Короче, не муж оказался, а сплошное расстройство. Хорошо еще, что Анна с ним не так часто виделась. Зато она часто виделась с живописцем Гошей. Гоша ей не намекал, что может из-за нее умереть, он, наоборот, всегда говорил: пожалуйста, уходи, как-нибудь переживу. Уж как-нибудь не умру без тебя, уж постараюсь. Из-за этого Гоша Анне очень нравился. Гоше Анна тоже очень нравилась, главным образом за то, что она в свое время не заставляла его на ней жениться. Гоша очень ценил свою свободу, и всех знакомых девушек подозревал в покушении на нее. Обычно, знакомясь с девушкой, он так и заявлял:
— Имейте в виду, милая: свою постылую свободу я потерять не захочу.
Девушки сначала обижались, а потом знакомились с Гошей поближе и обижаться переставали. Девушки понимали, что тут не обижаться надо, а радоваться, поскольку Гоша был богемой. Богема — это значит зарабатывать мало и эпизодически, а ночами пить у себя дома портвейн. Гошин дом представлял собой комнату одиннадцати метров в коммуналке, причем один угол был сырой. В сыром углу Гоша держал пустые бутылки для натюрморта, а в сухих углах не держал ничего, потому что у него ничего и не было. Только мольберт у окна и расстеленное на полу одеяло. За мольбертом Гоша работал, а завернувшись в одеяло, спал. Проснувшись, Гоша пил портвейн из горлышка, а потом работал. Когда к нему приходили в гости девушки, Гоша шел к соседям одалживать стильные бокалы. Девушки в гостях у Гоши сидели на расстеленном на полу одеяле, пили портвейн из стильных соседских бокалов и тихо радовались, что им никогда не удастся выйти за Гошу замуж.

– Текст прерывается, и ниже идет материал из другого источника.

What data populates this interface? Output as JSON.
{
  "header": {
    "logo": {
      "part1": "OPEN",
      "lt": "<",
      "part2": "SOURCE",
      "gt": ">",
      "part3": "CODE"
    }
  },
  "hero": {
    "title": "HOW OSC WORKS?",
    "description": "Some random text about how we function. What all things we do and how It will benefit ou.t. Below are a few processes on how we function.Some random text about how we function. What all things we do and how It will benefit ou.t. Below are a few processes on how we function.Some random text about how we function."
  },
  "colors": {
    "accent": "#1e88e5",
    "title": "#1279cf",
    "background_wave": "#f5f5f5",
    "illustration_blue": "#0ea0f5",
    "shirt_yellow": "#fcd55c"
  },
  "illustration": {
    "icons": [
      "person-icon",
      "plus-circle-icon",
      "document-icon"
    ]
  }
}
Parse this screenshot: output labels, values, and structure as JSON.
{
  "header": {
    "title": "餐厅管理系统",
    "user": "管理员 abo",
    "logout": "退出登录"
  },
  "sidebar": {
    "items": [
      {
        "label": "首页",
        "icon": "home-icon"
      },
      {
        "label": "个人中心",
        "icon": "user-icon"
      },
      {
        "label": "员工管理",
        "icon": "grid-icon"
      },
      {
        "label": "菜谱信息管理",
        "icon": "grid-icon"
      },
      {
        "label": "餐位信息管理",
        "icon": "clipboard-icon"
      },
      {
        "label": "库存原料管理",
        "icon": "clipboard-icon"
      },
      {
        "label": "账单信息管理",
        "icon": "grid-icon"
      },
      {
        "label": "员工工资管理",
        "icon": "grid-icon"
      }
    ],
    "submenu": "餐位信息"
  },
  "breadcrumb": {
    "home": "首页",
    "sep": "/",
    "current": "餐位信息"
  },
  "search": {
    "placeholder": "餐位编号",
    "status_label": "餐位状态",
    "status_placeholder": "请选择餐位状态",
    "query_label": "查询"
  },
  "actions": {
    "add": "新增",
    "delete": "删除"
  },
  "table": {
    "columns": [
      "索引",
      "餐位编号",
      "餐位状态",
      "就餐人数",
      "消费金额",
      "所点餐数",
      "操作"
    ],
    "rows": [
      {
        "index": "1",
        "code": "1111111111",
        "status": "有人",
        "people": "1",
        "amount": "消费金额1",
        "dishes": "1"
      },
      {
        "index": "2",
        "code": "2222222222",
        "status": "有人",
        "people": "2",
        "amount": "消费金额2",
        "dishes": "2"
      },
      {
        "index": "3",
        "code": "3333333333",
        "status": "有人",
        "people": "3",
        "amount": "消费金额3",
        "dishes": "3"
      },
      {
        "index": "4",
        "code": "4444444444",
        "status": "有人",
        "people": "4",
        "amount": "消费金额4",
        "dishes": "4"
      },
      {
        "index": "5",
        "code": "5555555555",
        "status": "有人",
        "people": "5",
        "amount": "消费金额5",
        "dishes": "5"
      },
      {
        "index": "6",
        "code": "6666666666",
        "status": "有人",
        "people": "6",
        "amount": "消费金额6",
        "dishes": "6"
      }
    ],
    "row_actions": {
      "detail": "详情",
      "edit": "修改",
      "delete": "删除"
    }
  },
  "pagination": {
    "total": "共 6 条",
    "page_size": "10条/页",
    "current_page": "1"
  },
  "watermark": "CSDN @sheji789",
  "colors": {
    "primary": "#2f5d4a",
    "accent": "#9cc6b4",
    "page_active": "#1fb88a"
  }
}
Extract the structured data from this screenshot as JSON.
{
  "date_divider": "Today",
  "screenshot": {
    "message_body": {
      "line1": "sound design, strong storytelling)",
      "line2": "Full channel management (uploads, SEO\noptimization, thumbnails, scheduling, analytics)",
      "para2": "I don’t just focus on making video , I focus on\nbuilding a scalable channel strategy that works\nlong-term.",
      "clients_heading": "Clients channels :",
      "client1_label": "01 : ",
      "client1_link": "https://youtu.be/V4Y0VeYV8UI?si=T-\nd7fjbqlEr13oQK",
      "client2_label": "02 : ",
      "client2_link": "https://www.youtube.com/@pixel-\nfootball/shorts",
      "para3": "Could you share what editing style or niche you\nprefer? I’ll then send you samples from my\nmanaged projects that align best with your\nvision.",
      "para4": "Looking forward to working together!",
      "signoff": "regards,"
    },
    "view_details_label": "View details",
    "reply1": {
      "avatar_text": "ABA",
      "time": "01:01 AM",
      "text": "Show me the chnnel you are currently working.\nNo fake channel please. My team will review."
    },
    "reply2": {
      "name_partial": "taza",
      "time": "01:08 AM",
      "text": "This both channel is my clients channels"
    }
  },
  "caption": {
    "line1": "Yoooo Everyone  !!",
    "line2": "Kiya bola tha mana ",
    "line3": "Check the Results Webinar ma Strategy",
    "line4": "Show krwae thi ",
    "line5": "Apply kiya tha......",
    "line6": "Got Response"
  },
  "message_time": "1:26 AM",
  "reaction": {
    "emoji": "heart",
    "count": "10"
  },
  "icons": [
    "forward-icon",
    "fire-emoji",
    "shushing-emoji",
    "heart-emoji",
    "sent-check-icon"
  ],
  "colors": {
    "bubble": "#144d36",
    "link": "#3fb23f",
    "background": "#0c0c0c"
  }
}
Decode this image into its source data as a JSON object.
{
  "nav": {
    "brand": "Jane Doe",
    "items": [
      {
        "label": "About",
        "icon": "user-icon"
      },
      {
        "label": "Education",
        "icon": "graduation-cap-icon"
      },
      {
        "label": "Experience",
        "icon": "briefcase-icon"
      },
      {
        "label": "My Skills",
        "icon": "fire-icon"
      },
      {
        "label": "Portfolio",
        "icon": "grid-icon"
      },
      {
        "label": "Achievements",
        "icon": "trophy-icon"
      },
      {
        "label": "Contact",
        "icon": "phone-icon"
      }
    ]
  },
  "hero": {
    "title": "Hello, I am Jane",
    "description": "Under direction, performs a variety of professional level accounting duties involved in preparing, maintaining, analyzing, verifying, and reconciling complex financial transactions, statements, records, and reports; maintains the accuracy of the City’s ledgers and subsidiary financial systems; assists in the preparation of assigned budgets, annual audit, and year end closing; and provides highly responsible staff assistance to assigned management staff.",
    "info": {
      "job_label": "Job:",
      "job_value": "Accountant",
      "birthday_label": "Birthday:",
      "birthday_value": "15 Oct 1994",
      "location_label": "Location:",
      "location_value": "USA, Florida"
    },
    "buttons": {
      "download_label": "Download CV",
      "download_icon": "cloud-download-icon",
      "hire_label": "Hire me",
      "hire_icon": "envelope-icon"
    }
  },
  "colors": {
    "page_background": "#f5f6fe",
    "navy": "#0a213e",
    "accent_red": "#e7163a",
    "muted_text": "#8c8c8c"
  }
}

Анна же приходила к Гоше в гости со своим шампанским, которое она покупала на Сергей-Сергеичев стабильный оклад зубного техника. Сергей Сергеич давал ей деньги якобы на колготки, причем все время умудрялся прокомментировать, мол, каждый день рвать колготки — это надо постараться. Вот носила бы брюки, и никаких колготок было бы не надо, милое дело: носочки заштопала, кроссовочки сверху — и вперед. А так надевает такие юбки, что мальчики в подъезде вымирают, а потом денег на колготки не напасешься. Между прочим, стабильный оклад зубного техника тоже не резиновый. Ясное дело, с таким мужем, что остается — только покупать шампанское и пить его из стильных бокалов. Благо у Анны была возможность экономить на колготках. Ведь как обычно рвутся колготки: об углы мебели. А Анна большую часть времени проводила у Гоши, у которого толком ни углов, ни мебели. Там даже если очень постараться, не обо что было колготки рвать. Так что Анна сидела на полу в целых колготках и пила сначала свое шампанское, а потом Гошин портвейн. Компании у нее не было, Гоша днем работал. Это у него было железное правило: когда работаю, я не пью. Зато потом, только отойдя от мольберта, Гоша напивался буквально в момент и сразу начинал за Анну переживать.
— Любимая, как ты много пьешь! — переживал за Анну пьяный Гоша. — Я, как твой друг, не могу этого видеть!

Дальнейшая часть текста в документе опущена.